I enjoyed it, BUT (you knew there’d be a but!) there was too much chopping and changing and flitting from one character to another, plus I had a advance copy and the chapter separators were graphic heavy (a night sky full of stars) and crashed it every time they changed POV, which was particularly annoying towards the end where there was only a few pages between switches. Additionally, we started in diary form then changed into first person, it was a bit strange to switch, and we never went back to Cassie’s diary.

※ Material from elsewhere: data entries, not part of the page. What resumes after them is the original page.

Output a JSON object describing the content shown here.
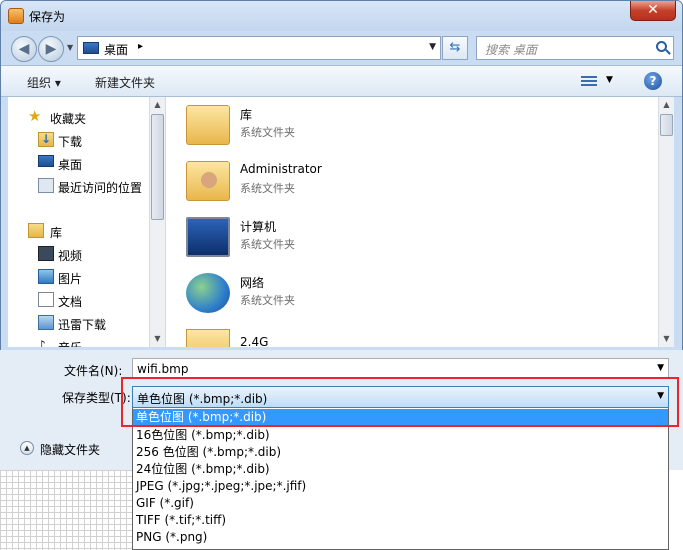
{
  "window": {
    "title": "保存为",
    "close_label": "✕"
  },
  "address_bar": {
    "location": "桌面",
    "separator": "▸",
    "search_placeholder": "搜索 桌面"
  },
  "toolbar": {
    "organize_label": "组织 ▾",
    "new_folder_label": "新建文件夹",
    "help_label": "?"
  },
  "nav_pane": {
    "favorites": "收藏夹",
    "favorites_items": [
      "下载",
      "桌面",
      "最近访问的位置"
    ],
    "libraries": "库",
    "library_items": [
      "视频",
      "图片",
      "文档",
      "迅雷下载",
      "音乐"
    ]
  },
  "files": [
    {
      "name": "库",
      "type": "系统文件夹"
    },
    {
      "name": "Administrator",
      "type": "系统文件夹"
    },
    {
      "name": "计算机",
      "type": "系统文件夹"
    },
    {
      "name": "网络",
      "type": "系统文件夹"
    },
    {
      "name": "2.4G",
      "type": ""
    }
  ],
  "form": {
    "filename_label": "文件名(N):",
    "filename_value": "wifi.bmp",
    "filetype_label": "保存类型(T):",
    "filetype_value": "单色位图 (*.bmp;*.dib)",
    "hide_folders_label": "隐藏文件夹"
  },
  "filetype_options": [
    "单色位图 (*.bmp;*.dib)",
    "16色位图 (*.bmp;*.dib)",
    "256 色位图 (*.bmp;*.dib)",
    "24位位图 (*.bmp;*.dib)",
    "JPEG (*.jpg;*.jpeg;*.jpe;*.jfif)",
    "GIF (*.gif)",
    "TIFF (*.tif;*.tiff)",
    "PNG (*.png)"
  ],
  "colors": {
    "selection": "#3399ff",
    "highlight_border": "#e8262b"
  }
}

The story was chilling, a great new take on the alien encounter genre, although the twist(s) were mega obvious, the writing was such that you thought you knew (and you probably did) but then you think again. I can see why Yancey is a top name in the game, his writing did flow well and was extremely engaging (which is why the character changes were so annoying, you get into it and its stops). I think the major issue I had (and the reason for 3.5 stars) was that there was just too much going on. It took too long to really get into the crux of the story (which was Cassie’s promise), and we didn’t need all the Ben/Zombie side, personally I’d of kept that for another book, introducing him as a mystery in this one, and the second book covering his side of the story. My head hurts a little from trying to get everything sorted, knowing who to trust, when to trust them etc.
Over all a good YA read, not quite what I expecting, its neither dark nor fun, but very though-provoking, especially in terms of ‘what if?’. A good change from the paranormal stuff thats been saturating the YA market at the moment, and worth a read, but be prepared for a long slog, this is not a book to be devoured in one sitting, not because you don’t want to, but because it deserves more time than that.
ARC/Egalley kindly provided by the publisher via NetGalley in exchange for a fair and honest review.